Armée : la triste histoire du margis-chef Sadou Diallo, radié pour cause de décès alors qu’il vit…

Margis-Chef Thierno Sadou Diallo

TOUGUE-Thierno Sadou Diallo, titulaire d’un baccalauréat (première partie) en 2004 est né en 1984 dans la préfecture de Tougué. Faute de moyens lui permettant de poursuivre ses études, il se lance dans l’enseignement élémentaire jusqu’en 2008 l’année à laquelle un concours de recrutement au niveau de la Gendarmerie a été lancé. Il réussit son concours avant d’être engagé en 2009 avec des milliers d’autres jeunes dans la Gendarmerie.
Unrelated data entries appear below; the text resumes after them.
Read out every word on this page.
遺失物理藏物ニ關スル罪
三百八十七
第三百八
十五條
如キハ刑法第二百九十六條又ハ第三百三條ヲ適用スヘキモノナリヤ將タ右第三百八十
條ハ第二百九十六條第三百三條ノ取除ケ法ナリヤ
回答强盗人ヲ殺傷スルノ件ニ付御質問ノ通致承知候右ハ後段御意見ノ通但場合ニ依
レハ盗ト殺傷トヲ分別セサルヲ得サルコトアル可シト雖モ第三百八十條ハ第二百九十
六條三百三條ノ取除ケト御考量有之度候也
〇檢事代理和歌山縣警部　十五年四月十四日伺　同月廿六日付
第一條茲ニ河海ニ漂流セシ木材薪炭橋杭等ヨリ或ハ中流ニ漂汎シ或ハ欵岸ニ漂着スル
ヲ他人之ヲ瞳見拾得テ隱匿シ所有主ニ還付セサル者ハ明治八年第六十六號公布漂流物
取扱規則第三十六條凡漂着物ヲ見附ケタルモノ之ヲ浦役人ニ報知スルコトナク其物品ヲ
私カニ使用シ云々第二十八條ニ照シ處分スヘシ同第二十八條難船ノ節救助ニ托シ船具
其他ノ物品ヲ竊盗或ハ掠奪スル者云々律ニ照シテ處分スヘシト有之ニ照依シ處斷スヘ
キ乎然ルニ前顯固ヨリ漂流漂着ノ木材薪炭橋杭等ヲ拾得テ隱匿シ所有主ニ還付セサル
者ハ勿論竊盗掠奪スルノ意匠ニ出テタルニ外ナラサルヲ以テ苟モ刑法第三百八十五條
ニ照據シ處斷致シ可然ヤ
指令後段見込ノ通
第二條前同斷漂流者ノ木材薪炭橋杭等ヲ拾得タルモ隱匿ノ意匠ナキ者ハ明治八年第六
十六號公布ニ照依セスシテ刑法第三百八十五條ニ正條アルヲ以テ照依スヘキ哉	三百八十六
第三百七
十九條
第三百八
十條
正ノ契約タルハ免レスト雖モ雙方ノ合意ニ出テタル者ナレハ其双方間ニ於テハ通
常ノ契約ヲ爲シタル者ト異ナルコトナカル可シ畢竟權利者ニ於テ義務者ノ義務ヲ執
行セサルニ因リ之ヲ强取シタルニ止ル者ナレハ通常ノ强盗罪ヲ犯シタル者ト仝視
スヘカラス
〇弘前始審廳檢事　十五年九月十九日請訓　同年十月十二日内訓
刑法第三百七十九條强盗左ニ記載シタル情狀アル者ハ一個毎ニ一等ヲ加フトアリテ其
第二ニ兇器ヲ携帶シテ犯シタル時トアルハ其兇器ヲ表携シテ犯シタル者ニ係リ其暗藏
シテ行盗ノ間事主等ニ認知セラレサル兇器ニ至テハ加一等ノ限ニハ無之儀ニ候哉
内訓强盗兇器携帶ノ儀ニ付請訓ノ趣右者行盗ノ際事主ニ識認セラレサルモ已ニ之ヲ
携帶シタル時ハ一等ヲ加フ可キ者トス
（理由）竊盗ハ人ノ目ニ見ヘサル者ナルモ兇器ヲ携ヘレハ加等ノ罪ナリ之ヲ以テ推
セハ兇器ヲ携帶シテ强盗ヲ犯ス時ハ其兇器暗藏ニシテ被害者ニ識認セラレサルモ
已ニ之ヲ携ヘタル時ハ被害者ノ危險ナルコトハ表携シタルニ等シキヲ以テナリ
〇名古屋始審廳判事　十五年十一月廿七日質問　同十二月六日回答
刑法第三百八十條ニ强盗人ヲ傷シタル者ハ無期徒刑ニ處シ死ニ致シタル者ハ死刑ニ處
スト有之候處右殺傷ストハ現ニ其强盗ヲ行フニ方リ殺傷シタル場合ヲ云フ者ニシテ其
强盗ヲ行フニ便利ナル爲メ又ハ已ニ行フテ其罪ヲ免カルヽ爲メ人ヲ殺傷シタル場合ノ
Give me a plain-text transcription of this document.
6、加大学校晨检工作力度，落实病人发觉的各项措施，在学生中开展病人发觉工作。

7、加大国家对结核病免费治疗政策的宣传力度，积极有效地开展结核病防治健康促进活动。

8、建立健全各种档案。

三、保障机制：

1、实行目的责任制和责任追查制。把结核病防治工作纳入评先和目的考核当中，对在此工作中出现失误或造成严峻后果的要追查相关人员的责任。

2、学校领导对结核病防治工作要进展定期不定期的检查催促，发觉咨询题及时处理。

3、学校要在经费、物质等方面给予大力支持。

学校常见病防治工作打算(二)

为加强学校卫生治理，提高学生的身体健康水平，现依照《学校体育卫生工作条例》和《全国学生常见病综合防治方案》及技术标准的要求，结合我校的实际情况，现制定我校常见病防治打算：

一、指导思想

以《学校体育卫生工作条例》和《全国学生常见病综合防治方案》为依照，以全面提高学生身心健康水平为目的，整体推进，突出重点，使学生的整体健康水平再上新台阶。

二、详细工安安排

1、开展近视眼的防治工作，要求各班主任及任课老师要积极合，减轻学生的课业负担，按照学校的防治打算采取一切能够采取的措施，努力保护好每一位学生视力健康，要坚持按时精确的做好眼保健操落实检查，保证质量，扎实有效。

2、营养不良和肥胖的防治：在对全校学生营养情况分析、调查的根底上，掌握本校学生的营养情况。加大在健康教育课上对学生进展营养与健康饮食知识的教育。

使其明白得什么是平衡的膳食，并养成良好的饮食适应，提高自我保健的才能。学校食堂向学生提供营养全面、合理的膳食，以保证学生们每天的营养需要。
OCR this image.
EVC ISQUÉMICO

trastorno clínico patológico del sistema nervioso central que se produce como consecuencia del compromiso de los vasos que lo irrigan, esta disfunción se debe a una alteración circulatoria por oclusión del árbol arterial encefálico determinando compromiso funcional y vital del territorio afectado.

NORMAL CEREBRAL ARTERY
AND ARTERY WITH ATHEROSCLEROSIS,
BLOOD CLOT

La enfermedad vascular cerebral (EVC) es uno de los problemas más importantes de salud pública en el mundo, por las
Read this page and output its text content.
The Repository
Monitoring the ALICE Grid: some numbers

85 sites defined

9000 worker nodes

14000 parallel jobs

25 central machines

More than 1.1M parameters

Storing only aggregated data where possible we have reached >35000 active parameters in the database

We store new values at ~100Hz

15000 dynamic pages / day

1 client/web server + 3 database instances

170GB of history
Le jeune margis-chef sert dans plusieurs escadrons avant de voir sa carrière brisée par une radiation des rangs de la Gendarmerie pour motif de décès en 2012 alors qu’il est en vie. Depuis cette date, il a mené toutes les démarches pour sa réintégration, en vain. Aujourd’hui, Il lance un appel à la hiérarchie militaire pour l’aider à réintégrer les rangs. Lisez son témoignage glaçant dans cette interview qu’il nous a accordé. 


 

AFRICAGUINEE.COM : Vous avez été donné pour « mort » avant d’être radié des effectifs de la gendarmerie. Racontez-nous…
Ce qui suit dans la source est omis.